Dalam hal ini tidak ada orang Yahudi atau orang Yunani, tidak ada hamba atau orang merdeka, tidak ada laki-laki atau perempuan, karena kamu semua adalah satu di dalam Kristus Yesus. (Gal. 3:28)

Sekelumit syair lagu yang berbunyi ‘wanita dijajah pria sejak dulu…’ mengusik saya. Realitanya, memang perempuan selalu dijadikan makhluk kedua atau bahkan ke sekian. Coba perhatikan, dalam budaya Jawa perempuan itu ‘konco wingking’ (teman belakang). Dalam budaya Tiongkok kuno, jika lahir bayi perempuan bisa ditukar dengan seekor kambing atau binatang lainnya yang dianggap lebih bermanfaat. Budaya Batak dulu pun mengatakan hal yang sama, ‘ucok lebih baik daripada butet’. Sehingga kalau ucok lahir, keluarga itu rela berhutang untuk merayakan hari lahir itu secara meriah. Hal itu tidak pernah terjadi jika butet yang lahir.
Jadi bagaimana? Apakah kita pun ikut-ikutan melarang anggota keluarga kita, yang berjenis kelamin perempuan, terlibat dalam pelayanan? Baik itu pelayanan di gereja, komsel atau pelayanan Kristen yang lain? Padahal kita tahu juga bahwa bukan hanya laki-laki saja yang membawa gambar Allah? Paulus telah memulai dengan pernyataan seperti yang dikutip dalam nats di atas. Baginya, dalam Kristus, tidak ada perbedaan antara laki-laki dan perempuan. Semuanya sama. Tuhan tidak pernah memberi penilaian lebih kepada laki-laki dibanding kepada perempuan. Kalau memang begitu, tentu akan bertentangan dengan sifat Allah yang maha adil itu. Kalau memang perempuan itu mempunyai kompetensi dasar untuk terlibat dalam pelayanan Kristen, mengapa tidak dikembangkan? Toh di gereja lebih didominir oleh perempuan, bukan?
Jadi, kalau memang mampu dan mau, perempuan pun harus bisa membagikan hidup kepada semua orang dalam pelayanan, asal tidak meninggalkan tanggung jawab dalam rumah-tangganya. [AR]


BERKACA PADA PELANGI

Maka Allah menciptakan manusia itu menurut gambar-Nya, menurut gambar Allah diciptakan-Nya dia; laki-laki dan perempuan diciptakan-Nya mereka. (Kej. 1:27)

Pernahkah Anda terlibat dalam adu argumentasi, dan Anda merasa bahwa pendapat Andalah yang paling benar?
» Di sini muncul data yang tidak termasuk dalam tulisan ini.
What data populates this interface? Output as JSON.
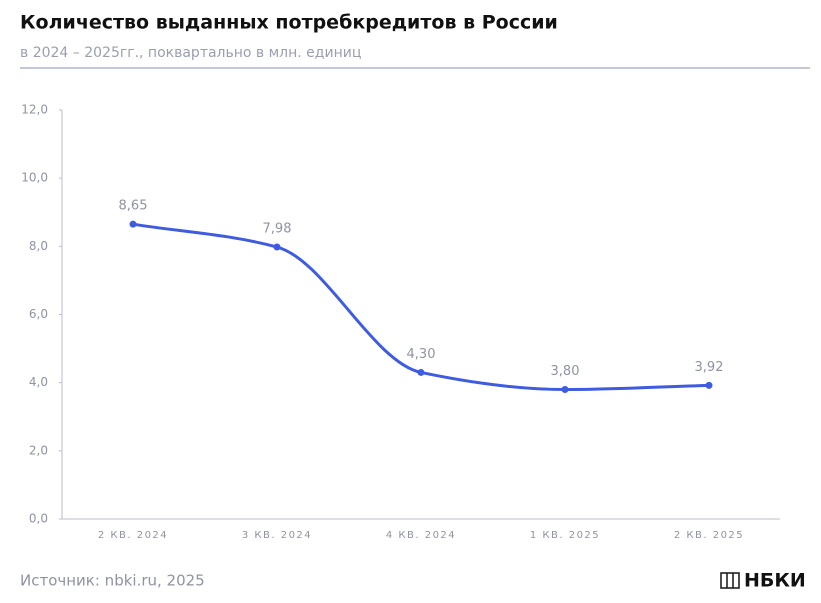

Sering terjadi, jika keadaan sudah memanas, kita bahkan tidak mau mendengarkan penjelasan lawan bicara kita. Apapun yang dikatakan olehnya pasti salah. Kalaupun perdebatan itu selesai, namun hati kita masih kesel dan mungkin gondok, jika mengingat perdebatan itu lagi. Tahukah Anda, ternyata perbedaan pendapat semacam ini sudah dimulai sejak manusia berada di Taman Eden dan sudah memakan banyak korban.
Menurut saya, harus ada kemauan untuk ‘menahan diri dan sabar’ jika sampai terjadi perdebatan (Yesus telah memberi teladan untuk ini). Apabila keadaan semakin memanas karena ketidaksepakatan, jalan terbaik yang diperlukan adalah nasihat Alkitab supaya dapat melahirkan keputusan yang bijaksana. Jika tujuan sama, walau cara tidak sama, yaitu untuk memuliakan Allah, sebenarnya tidak perlu sampai kepada keributan besar. Tidak perlu sakit hati dan mendendam.
Masalah sering muncul karena kita memaksa orang lain harus menjadi sama seperti kita. Baik dalam cara menyusun konsep pikir, cara menyampaikan pendapat, bahkan sampai ke gaya bicara, semua harus seperti kita. Itu sebabnya kita merasa nyaman dekat dengan orang yang sama seperti kita, dan tidak nyaman jika kita dekat dengan orang yang tidak sama dengan kita. Padahal itu jelas tidak mungkin. Karena Tuhan membuat manusia itu unik, tidak ada duanya.
Dari nats di atas, pernahkah Anda berpikir mengapa Tuhan tidak membuat hanya laki-laki atau perempuan saja? Bukankah Tuhan bisa membuat hanya laki-laki atau perempuan saja? Mengapa dalam gambar pemandangan, warna langit tidak sama dengan gunung, sungai, pohon, burung dan sebagainya? Kepelbagaian adalah keindahan. Pelangi itu sangat indah justru karena terdiri dari berbagai macam warna yang terikat dalam kesatuan. [AR]


MERTUA JUGA MANUSIA

“Janganlah engkau keras terhadap orang yang tua, melainkan tegorlah dia sebagai bapa.” (1 Tim. 5:1)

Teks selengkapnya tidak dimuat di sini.